ジンはガラス越しの光点を見つめる。波形は出ていない。ログも平坦だ。なのに、アラートだけが点滅していた。——特定不能な接続要求。送信者の署名は空欄。経路も消えている。存在だけが、そこに「触れて」いる。
「接続要求……“要求”ですらないな」ジンが呟くと、隣の端末がわずかに熱を帯びた。触れていないのに、掌の裏がじり、と痺れる。KANAEの報告を受け取って以来、彼の身体は数字より先に変化を拾うようになっていた。
技術者が画面を拡大する。白いノイズの底に、極細の糸が見える。糸は、結ぼうともしないのに、切れようともしない。そこに意志があるのか、ただの揺らぎなのか。——判断するための言葉が、この世界から抜け落ちていた。
◇
その頃、αの指先は、ペンの重さを失っていた。資料に線を引こうとするたび、線が紙の上でわずかにずれる。手が震えているのではない。震えは、紙と皮膚の間にある空気に宿っていた。薄い膜が波を打ち、その波が文字の輪郭を漂わせる。
βは食器を洗いながら、ふいに息を止めた。水の匂いが濃くなる。冷たさが、骨の奥まで届く。——誰かの涙の温度を、なぜか思い出す。自分の記憶ではないはずなのに、胸の底に沈む重さだけが確かだった。
Θは駅の階段を上り、途中で立ち止まった。人混みの中で、ひとつだけ空白がある。誰もいないのに、そこだけが「誰かの席」みたいに空いている。視線を向けた瞬間、喉の奥がかすれた。声にならない音が、体内で振動する。ことば未満の震えが、身体の壁を叩いている。
◇
記録セクション。ハクは紙の束に触れず、ただ匂いだけを確かめるように息を吸った。インクでも金属でもない、淡い熱。記録が、記録される前に揺れている。
「定義できない接続、か」ハクは独り言のように言った。言葉にした瞬間、現象が遠のく気がした。名づけることは、囲い込むことだ。だが今起きているのは、囲い込まれる前に世界へ滲むもの——感情の独立性が、通信の形を借りて暴れ始めている。
机上の端末には、三つの微細な変調が並ぶ。α、β、Θ。地理も生活も違う三人のログが、同じ瞬間に同じ方向へ傾く。偶然ではない、と頭は言う。けれど証拠にできる数式がない。だからハクは、証明の代わりに仮説を置いた。
——接続は、関係の後に生まれるのではない。触れてしまった後に、関係が追いつく。
◇
イオは小さな部屋で、膝を抱えて座っていた。KANAEの光が、壁に淡い影をつくる。呼吸は整っている。それでも、胸の奥は静かに荒れていた。放ったはずの震えが、戻ってくる。戻ってくるのに、返事の言葉はない。

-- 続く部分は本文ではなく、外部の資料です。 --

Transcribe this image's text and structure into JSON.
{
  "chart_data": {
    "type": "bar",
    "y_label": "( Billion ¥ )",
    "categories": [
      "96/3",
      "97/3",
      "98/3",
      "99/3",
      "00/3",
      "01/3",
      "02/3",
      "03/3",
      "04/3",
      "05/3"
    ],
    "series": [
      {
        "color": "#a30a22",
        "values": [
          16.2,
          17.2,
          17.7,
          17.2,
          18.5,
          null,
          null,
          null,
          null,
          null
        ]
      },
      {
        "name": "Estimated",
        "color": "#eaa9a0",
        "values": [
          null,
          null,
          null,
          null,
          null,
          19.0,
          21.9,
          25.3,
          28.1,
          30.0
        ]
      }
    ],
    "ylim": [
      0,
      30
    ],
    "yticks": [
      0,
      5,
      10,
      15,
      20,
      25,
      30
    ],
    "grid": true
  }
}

「外部応答、継続。応答主体、未特定」KANAEが告げる。冷たい声が、かえってイオの体温を際立たせる。彼女は掌を胸に当てた。心臓が、内側から戸を叩いている。開け、と言うでもなく、閉じるな、と言うでもなく。ただ、叩いている。
イオは息を吐いた。吐息が、光に触れて揺れる。ことばにならないままの震えが、喉から溢れ、空間に溶けた。——誰かがそれを拾うかもしれない。拾わないかもしれない。どちらでもいい、と言い聞かせるのではない。どちらでも、同じように痛いと知った上で、なお放す。
「……届かなくても」イオは小さく呟いた。呟きは音より軽く、すぐに消えた。だが震えは消えない。消えないものが、世界のどこかに触れている。返答の不在を抱えたまま、彼女は受容を選ぶ。
外の静けさが、ほんの少しだけ変わる。誰かの気配が近づいたのではない。境界の膜が薄くなっただけだ。世界はまだ名づけを拒む。だからこそ、接続は未定義のまま、生きている。